In recent months lawmakers and President Biden have worked to expand access to high-quality child care for families, lower the cost of care, and increase support for child care professionals. While the industry desperately needs these changes at the policy level, it will take a multifaceted approach to address the many root causes of the workforce shortage.

There is no solution to our child care crisis that does not include increasing pay. At the same time, we need to ensure that education and training programs for child care professionals reflect the current, often difficult, realities of the industry. 

College enrollment in early childhood education programs is declining. According to a survey conducted by the National Association for the Education of Young Children (NAEYC), almost two-thirds of such programs have experienced drops in enrollment. Some colleges and universities are now shutting down their programs outright, citing dwindling enrollment. The hard truth is most programs are increasingly out of step with the students they aim to serve. 

Many of these learners have to work while they pursue their education; some are even working in child care already. Prospective and current child care professionals need programs they can easily fit around their busy schedules. They need programs that are as flexible as they are low-cost.

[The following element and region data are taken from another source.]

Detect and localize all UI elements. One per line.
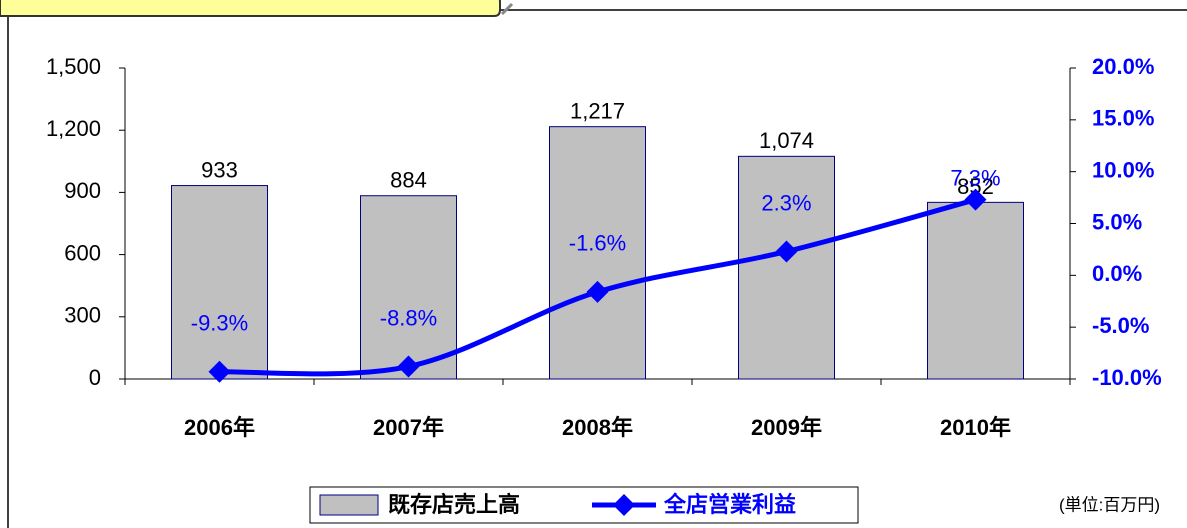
line-marker (586, 280, 609, 303)
x-tick-label: 2010年 (940, 415, 1011, 440)
x-tick-label: 2007年 (373, 415, 444, 440)
y2-tick-label: 15.0% (1092, 106, 1154, 131)
line-value-label: -9.3% (191, 311, 248, 336)
y2-tick-label: 20.0% (1092, 54, 1154, 79)
y-tick-label: 900 (64, 178, 101, 203)
line-marker (397, 355, 420, 378)
x-tick-label: 2009年 (751, 415, 822, 440)
y2-tick-label: 0.0% (1092, 261, 1142, 286)
y2-tick-label: 5.0% (1092, 209, 1142, 234)
y2-tick-label: -10.0% (1092, 365, 1162, 390)
y-tick-label: 0 (89, 365, 101, 390)
bar (927, 201, 1024, 380)
legend-marker (613, 494, 635, 516)
header-tab-shadow (500, 2, 514, 16)
y2-tick-label: 10.0% (1092, 157, 1154, 182)
y-tick-label: 300 (64, 303, 101, 328)
x-tick-label: 2006年 (184, 415, 255, 440)
line-marker (775, 240, 798, 263)
legend-label: 既存店売上高 (388, 492, 520, 517)
unit-note: (単位:百万円) (1059, 495, 1160, 514)
bar-value-label: 1,217 (570, 98, 625, 123)
bar-value-label: 1,074 (759, 128, 814, 153)
header-tab (0, 0, 501, 17)
y-tick-label: 600 (64, 240, 101, 265)
x-tick-label: 2008年 (562, 415, 633, 440)
line-value-label: -1.6% (569, 231, 626, 256)
chart-frame (7, 9, 1187, 528)
bar-value-label: 933 (201, 157, 238, 182)
legend-box (309, 486, 859, 524)
bar (360, 195, 457, 380)
legend-label: 全店営業利益 (663, 492, 796, 517)
bar-value-label: 884 (390, 168, 427, 193)
line-marker (208, 360, 231, 383)
line-value-label: -8.8% (380, 305, 437, 330)
y-tick-label: 1,200 (46, 116, 101, 141)
line-value-label: 7.3% (950, 165, 1000, 190)
legend-swatch (319, 494, 379, 516)
bar (549, 126, 646, 380)
bar (738, 155, 835, 380)
line-value-label: 2.3% (761, 190, 811, 215)
y-tick-label: 1,500 (46, 54, 101, 79)
line-marker (964, 188, 987, 211)
bar (171, 185, 268, 380)
y2-tick-label: -5.0% (1092, 313, 1149, 338)
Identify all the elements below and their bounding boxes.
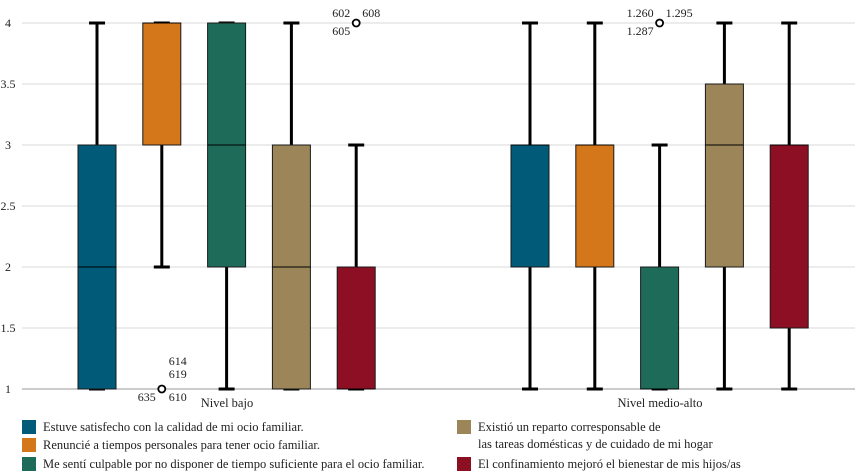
legend-label-4-line-1: Existió un reparto corresponsable de xyxy=(478,420,661,434)
legend-label-2: Renuncié a tiempos personales para tener… xyxy=(43,438,320,452)
legend-label-1: Estuve satisfecho con la calidad de mi o… xyxy=(43,420,304,434)
y-tick-4: 4 xyxy=(5,16,11,30)
legend-item-2: Renuncié a tiempos personales para tener… xyxy=(22,437,320,454)
outlier-point-1 xyxy=(157,384,167,394)
outlier-label-3-1: 1.260 xyxy=(627,6,654,20)
x-label-group-2: Nivel medio-alto xyxy=(617,396,702,410)
y-tick-2: 2 xyxy=(5,260,11,274)
y-tick-1.5: 1.5 xyxy=(1,321,16,335)
outlier-label-1-3: 610 xyxy=(169,390,187,404)
x-label-group-1: Nivel bajo xyxy=(201,396,253,410)
box-g2-s2 xyxy=(575,144,615,268)
outlier-point-2 xyxy=(351,18,361,28)
legend-swatch-1 xyxy=(22,420,36,434)
legend-label-4: Existió un reparto corresponsable de las… xyxy=(478,419,713,453)
box-g1-s2 xyxy=(142,22,182,146)
legend-swatch-4 xyxy=(457,420,471,434)
legend: Estuve satisfecho con la calidad de mi o… xyxy=(0,414,863,476)
box-g1-s5 xyxy=(336,266,376,390)
legend-item-5: El confinamiento mejoró el bienestar de … xyxy=(457,456,741,473)
legend-swatch-3 xyxy=(22,457,36,471)
outlier-label-2-3: 605 xyxy=(332,24,350,38)
y-tick-2.5: 2.5 xyxy=(1,199,16,213)
y-tick-3: 3 xyxy=(5,138,11,152)
y-tick-3.5: 3.5 xyxy=(1,77,16,91)
box-g2-s4 xyxy=(704,83,744,268)
legend-item-3: Me sentí culpable por no disponer de tie… xyxy=(22,456,424,473)
box-g2-s1 xyxy=(510,144,550,268)
box-g2-s3 xyxy=(640,266,680,390)
legend-item-1: Estuve satisfecho con la calidad de mi o… xyxy=(22,419,304,436)
legend-label-3: Me sentí culpable por no disponer de tie… xyxy=(43,457,425,471)
outlier-point-3 xyxy=(655,18,664,28)
outlier-label-3-3: 1.287 xyxy=(627,24,654,38)
legend-label-4-line-2: las tareas domésticas y de cuidado de mi… xyxy=(478,437,713,451)
legend-swatch-5 xyxy=(457,457,471,471)
box-g2-s5 xyxy=(769,144,809,329)
outlier-label-1-2: 619 xyxy=(169,367,187,381)
legend-swatch-2 xyxy=(22,438,36,452)
legend-label-5: El confinamiento mejoró el bienestar de … xyxy=(478,457,741,471)
y-tick-1: 1 xyxy=(5,382,11,396)
legend-item-4: Existió un reparto corresponsable de las… xyxy=(457,419,713,453)
outlier-label-3-2: 1.295 xyxy=(666,6,693,20)
outlier-label-1-4: 635 xyxy=(138,390,156,404)
outlier-label-1-1: 614 xyxy=(169,354,187,368)
outlier-label-2-2: 608 xyxy=(362,6,380,20)
outlier-label-2-1: 602 xyxy=(332,6,350,20)
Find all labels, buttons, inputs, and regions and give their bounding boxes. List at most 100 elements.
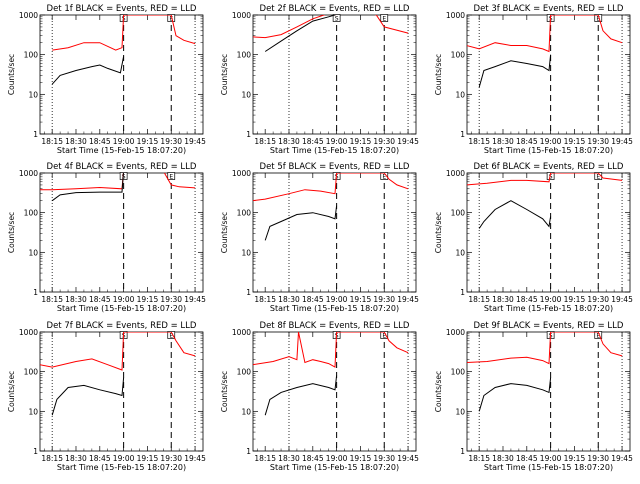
y-tick-label: 1000 <box>19 11 38 20</box>
y-tick-label: 10 <box>28 407 38 416</box>
box-marker <box>380 331 389 339</box>
plot-frame <box>39 172 204 293</box>
x-tick-label: 18:45 <box>302 295 324 304</box>
x-tick-label: 18:15 <box>468 295 490 304</box>
x-axis-label: Start Time (15-Feb-15 18:07:20) <box>57 304 186 313</box>
y-tick-label: 1000 <box>232 169 251 178</box>
y-tick-label: 1 <box>246 288 251 297</box>
x-tick-label: 19:00 <box>540 295 562 304</box>
box-marker-label: E <box>382 333 386 340</box>
panel-title: Det 5f BLACK = Events, RED = LLD <box>260 162 410 172</box>
y-tick-label: 1000 <box>446 11 465 20</box>
x-tick-label: 18:45 <box>302 137 324 146</box>
y-axis-label: Counts/sec <box>220 54 229 95</box>
box-marker-label: E <box>169 174 173 181</box>
x-tick-label: 18:15 <box>254 295 276 304</box>
x-tick-label: 18:45 <box>89 137 111 146</box>
y-tick-label: 1 <box>33 130 38 139</box>
x-tick-label: 18:15 <box>254 454 276 463</box>
y-tick-label: 100 <box>451 209 466 218</box>
events-series-line <box>264 375 338 416</box>
x-tick-label: 19:45 <box>184 295 206 304</box>
x-tick-label: 18:30 <box>492 137 514 146</box>
panel-det-8: Det 8f BLACK = Events, RED = LLD 1 10 100 10… <box>220 321 419 472</box>
x-tick-label: 18:30 <box>278 454 300 463</box>
y-tick-label: 100 <box>237 209 252 218</box>
x-axis-label: Start Time (15-Feb-15 18:07:20) <box>270 146 399 155</box>
panel-title: Det 9f BLACK = Events, RED = LLD <box>474 321 624 331</box>
x-tick-label: 19:00 <box>540 137 562 146</box>
y-tick-label: 1000 <box>232 328 251 337</box>
x-tick-label: 19:15 <box>350 454 372 463</box>
x-tick-label: 18:30 <box>492 454 514 463</box>
y-axis-label: Counts/sec <box>7 212 16 253</box>
y-tick-label: 1 <box>460 447 465 456</box>
y-axis-label: Counts/sec <box>220 371 229 412</box>
lld-series-line <box>467 173 623 186</box>
y-tick-label: 10 <box>241 407 251 416</box>
y-tick-label: 100 <box>451 51 466 60</box>
panel-det-7: Det 7f BLACK = Events, RED = LLD 1 10 100 10… <box>7 321 206 472</box>
x-tick-label: 18:30 <box>65 137 87 146</box>
box-marker-label: E <box>169 333 173 340</box>
x-tick-label: 18:15 <box>468 137 490 146</box>
y-tick-label: 10 <box>241 248 251 257</box>
y-tick-label: 10 <box>455 90 465 99</box>
events-series-line <box>478 200 552 229</box>
x-tick-label: 19:30 <box>587 454 609 463</box>
x-tick-label: 18:15 <box>254 137 276 146</box>
panel-title: Det 8f BLACK = Events, RED = LLD <box>260 321 410 331</box>
x-tick-label: 18:45 <box>302 454 324 463</box>
x-tick-label: 19:00 <box>326 295 348 304</box>
box-marker-label: E <box>596 333 600 340</box>
panel-title: Det 3f BLACK = Events, RED = LLD <box>474 4 624 14</box>
y-axis-label: Counts/sec <box>220 212 229 253</box>
y-tick-label: 1 <box>33 447 38 456</box>
box-marker <box>380 14 389 22</box>
y-tick-label: 10 <box>28 248 38 257</box>
x-tick-label: 18:30 <box>278 137 300 146</box>
panel-title: Det 6f BLACK = Events, RED = LLD <box>474 162 624 172</box>
panel-title: Det 7f BLACK = Events, RED = LLD <box>47 321 197 331</box>
y-axis-label: Counts/sec <box>7 54 16 95</box>
y-tick-label: 100 <box>237 51 252 60</box>
x-tick-label: 19:45 <box>611 454 633 463</box>
y-tick-label: 1000 <box>232 11 251 20</box>
x-axis-label: Start Time (15-Feb-15 18:07:20) <box>484 463 613 472</box>
box-marker <box>332 14 341 22</box>
x-axis-label: Start Time (15-Feb-15 18:07:20) <box>270 304 399 313</box>
x-tick-label: 18:15 <box>41 295 63 304</box>
panel-det-2: Det 2f BLACK = Events, RED = LLD 1 10 100 10… <box>220 4 419 155</box>
plot-frame <box>466 331 631 452</box>
box-marker-label: S <box>549 174 553 181</box>
lld-series-line <box>253 15 409 39</box>
x-tick-label: 19:30 <box>160 454 182 463</box>
lld-series-line <box>40 332 196 371</box>
x-tick-label: 18:30 <box>65 295 87 304</box>
x-tick-label: 18:30 <box>278 295 300 304</box>
x-tick-label: 19:30 <box>373 454 395 463</box>
x-tick-label: 19:15 <box>564 137 586 146</box>
x-tick-label: 19:30 <box>373 295 395 304</box>
x-tick-label: 19:45 <box>397 454 419 463</box>
x-tick-label: 18:15 <box>41 454 63 463</box>
y-tick-label: 100 <box>24 209 39 218</box>
y-tick-label: 10 <box>28 90 38 99</box>
x-tick-label: 19:15 <box>564 454 586 463</box>
y-tick-label: 1000 <box>446 328 465 337</box>
x-tick-label: 19:30 <box>587 137 609 146</box>
plot-frame <box>252 331 417 452</box>
x-tick-label: 19:00 <box>113 454 135 463</box>
panel-det-1: Det 1f BLACK = Events, RED = LLD 1 10 100 10… <box>7 4 206 155</box>
x-tick-label: 19:15 <box>137 295 159 304</box>
events-series-line <box>264 15 336 52</box>
box-marker-label: E <box>169 16 173 23</box>
panel-det-3: Det 3f BLACK = Events, RED = LLD 1 10 100 10… <box>434 4 633 155</box>
x-tick-label: 19:45 <box>611 137 633 146</box>
lld-series-line <box>467 332 623 365</box>
box-marker <box>380 172 389 180</box>
x-tick-label: 19:00 <box>113 137 135 146</box>
x-tick-label: 18:30 <box>65 454 87 463</box>
y-tick-label: 1000 <box>19 328 38 337</box>
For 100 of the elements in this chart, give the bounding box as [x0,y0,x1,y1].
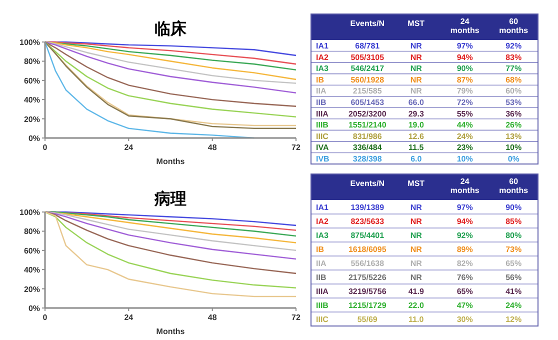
text: 92% [506,42,522,51]
text: 336/484 [352,143,382,152]
y-tick-label: 80% [24,57,40,66]
text: NR [410,273,422,282]
text: 89% [456,245,473,254]
text: NR [410,64,422,74]
text: 1551/2140 [348,120,386,130]
x-tick-label: 72 [292,143,301,152]
text: 831/986 [352,132,382,141]
text: NR [410,42,422,51]
text: 10% [506,143,522,152]
category-label: IVA [316,143,329,152]
text: 505/3105 [350,52,384,62]
text: NR [410,52,422,62]
text: 13% [506,132,522,141]
x-tick-label: 0 [42,313,48,322]
text: 94% [456,52,473,62]
text: NR [410,203,422,212]
category-label: IVB [316,154,330,164]
category-label: 60 months [499,177,529,195]
y-tick-label: 0% [28,134,40,143]
text: 139/1389 [350,203,384,212]
x-tick-label: 0 [42,143,48,152]
text: 3219/5756 [348,287,386,296]
text: 11.5 [408,143,424,152]
text: 76% [456,273,473,282]
category-label: IIIB [316,301,328,310]
text: NR [410,75,422,84]
text: 56% [506,273,522,282]
text: 2052/3200 [348,109,386,118]
text: 90% [506,203,522,212]
text: 97% [456,42,473,51]
text: 546/2417 [350,64,384,74]
text: NR [410,259,422,268]
text: 87% [456,75,473,84]
text: 12% [506,315,522,324]
text: 90% [456,64,473,74]
text: 65% [506,259,522,268]
category-label: IIIA [316,287,328,296]
y-tick-label: 80% [24,227,40,236]
text: 68/781 [355,42,380,51]
text: 24% [506,301,522,310]
y-tick-label: 40% [24,266,40,275]
category-label: 24 months [450,177,480,195]
text: 328/398 [352,154,382,164]
text: 11.0 [408,315,424,324]
text: 94% [456,217,473,226]
text: 55/69 [357,315,378,324]
text: 68% [506,75,522,84]
y-tick-label: 20% [24,284,40,294]
category-label: MST [408,179,425,188]
text: 65% [456,287,473,296]
text: 605/1453 [350,98,384,107]
text: 44% [456,120,473,130]
text: 19.0 [408,120,424,130]
text: 1618/6095 [348,245,386,254]
text: 97% [456,203,473,212]
category-label: IA3 [316,64,328,74]
text: 55% [456,109,473,118]
category-label: 24 months [450,17,480,35]
text: 60% [506,86,522,96]
text: NR [410,86,422,96]
text: 12.6 [408,132,424,141]
text: 30% [456,315,473,324]
text: 215/585 [352,86,382,96]
text: 823/5633 [350,217,384,226]
text: 80% [506,231,522,240]
category-label: IB [316,75,324,84]
y-tick-label: 100% [20,208,40,217]
text: 41.9 [408,287,424,296]
y-tick-label: 40% [24,96,40,105]
category-label: IA1 [316,203,328,212]
text: 10% [456,154,473,164]
text: 560/1928 [350,75,384,84]
category-label: IIA [316,86,326,96]
title: 病理 [154,191,186,208]
text: 36% [506,109,522,118]
text: 92% [456,231,473,240]
text: 875/4401 [350,231,384,240]
category-label: IIIA [316,109,328,118]
y-tick-label: 60% [24,76,40,86]
y-tick-label: 100% [20,38,40,47]
y-tick-label: 60% [24,246,40,256]
text: 6.0 [410,154,422,164]
x-tick-label: 48 [208,143,218,152]
category-label: Events/N [350,19,385,28]
text: NR [410,245,422,254]
title: 临床 [154,21,186,38]
category-label: IA2 [316,52,328,62]
text: 73% [506,245,522,254]
text: 2175/5226 [348,273,386,282]
x-axis-title: Months [156,157,186,166]
text: 47% [456,301,473,310]
text: 53% [506,98,522,107]
text: 24% [456,132,473,141]
y-tick-label: 0% [28,304,40,313]
text: NR [410,231,422,240]
x-tick-label: 72 [292,313,301,322]
text: 22.0 [408,301,424,310]
category-label: IIA [316,259,326,268]
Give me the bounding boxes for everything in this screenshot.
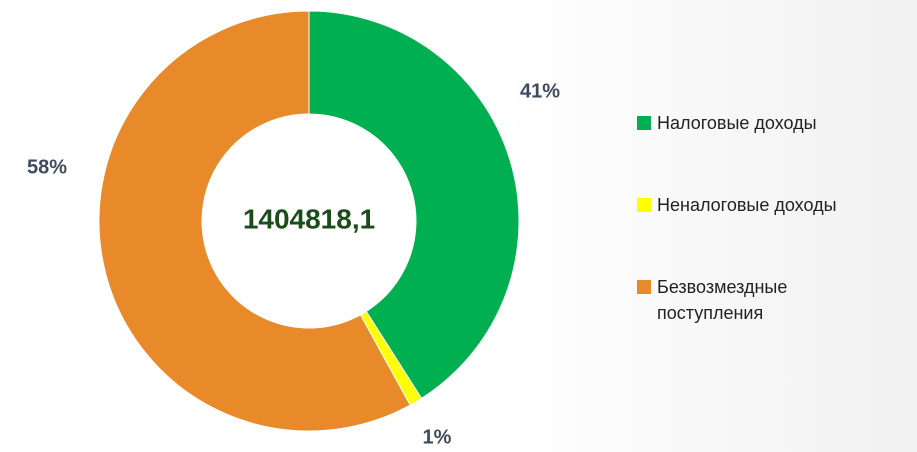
legend-item: Налоговые доходы — [637, 110, 907, 136]
legend-label: Налоговые доходы — [657, 113, 817, 133]
legend-item: Безвозмездные поступления — [637, 274, 837, 326]
center-total: 1404818,1 — [243, 203, 375, 234]
donut-segment — [359, 310, 423, 406]
legend-swatch — [637, 198, 651, 212]
legend-label: Безвозмездные поступления — [657, 277, 788, 323]
donut-segment — [308, 10, 520, 399]
legend-swatch — [637, 116, 651, 130]
legend-item: Неналоговые доходы — [637, 192, 907, 218]
legend-label: Неналоговые доходы — [657, 195, 837, 215]
value-label: 1% — [423, 426, 452, 448]
legend-swatch — [637, 280, 651, 294]
chart: 1404818,1 41% 1% 58% — [27, 10, 560, 448]
value-label: 41% — [520, 80, 560, 102]
donut-segment — [98, 10, 411, 432]
value-label: 58% — [27, 156, 67, 178]
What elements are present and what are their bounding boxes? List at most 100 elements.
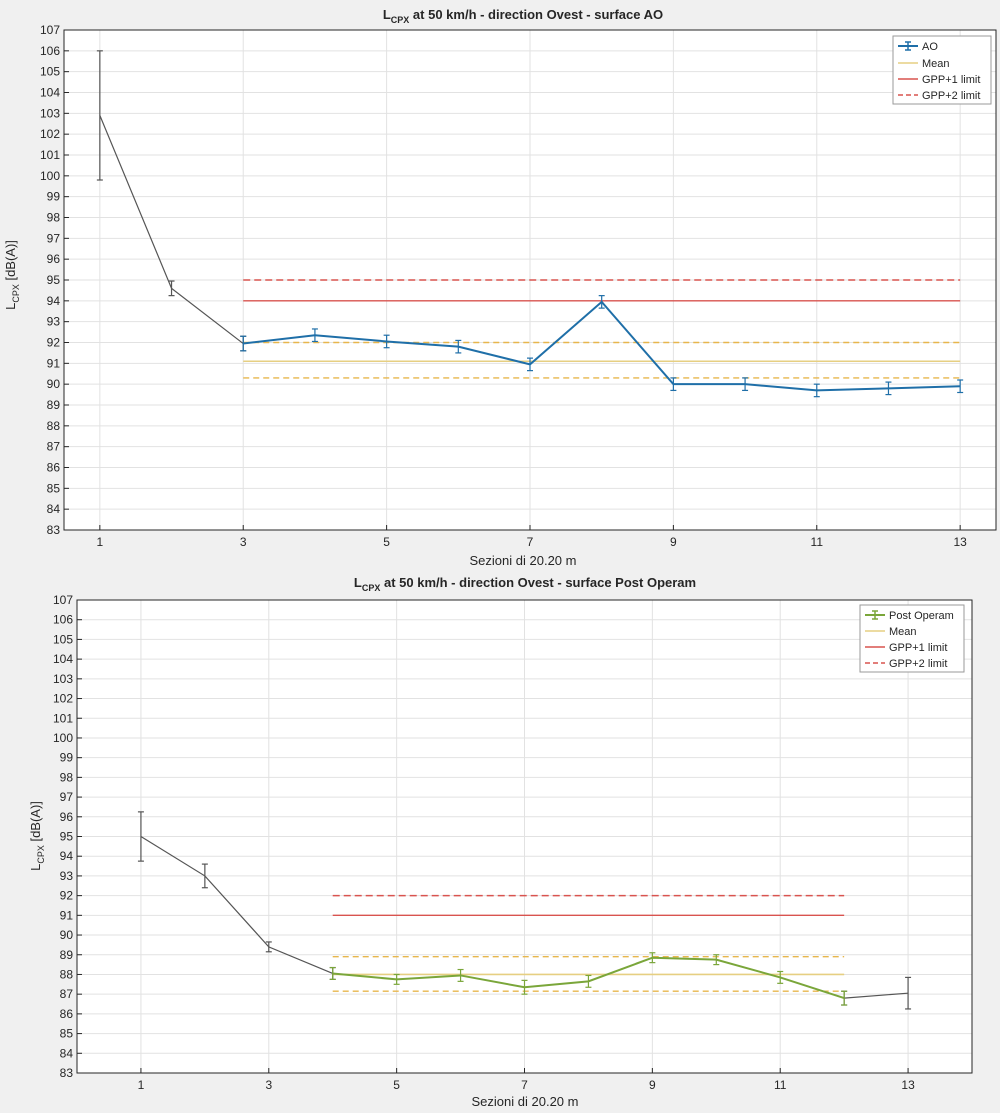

Online learning options, for instance, allow students to access lectures and complete coursework wherever and whenever it makes the most sense for them. Cost-effective micro-credentials, stackable credentials, and other learn-and-earn models are also beneficial, permitting individuals to simultaneously increase their educational attainment and wages.

These approaches meet workers where they are, providing the current and future child care workforce with incremental learning opportunities that incentivize professional development and spur economic advancement. 

Consider National University, which recently partnered with the National Head Start Association to redesign learning pathways for students interested in early childhood learning. The new initiative consists of five stackable certificates that provide learners with a flexible way of earning a bachelor’s degree while working in the field. Importantly, the low-cost program is paired with scaffolded academic support, as well as scholarships for Pell-grant-eligible students. 

Child care providers are also working to provide professional development opportunities designed around the needs, aspirations, and lives of the professionals they employ. Big Blue Marble Academy, for example, now offers scholarship funds to its employees as a company benefit. Called the BBMA Pathways Program, the initiative is designed to encourage child care professionals to enroll in flexible online courses and pursue a Child Development Associate certification or a college degree.

Through programs like this, child care providers can attract new talent while directly investing in the next generation of lead teachers and administrators. Child care is the bedrock on which a sustainable and equitable workforce is built.

We must do far more to better support child care professionals – and that includes reimagining how we prepare individuals for working in one of the most vital vocations in the country. Only then can we build a stronger, more robust system of child care that gets all parents back to work.

Amy Smith is the chief learning officer at StraighterLine, which partners with universities and employers to provide online courses that help learners earn college credit and meet their professional career goals.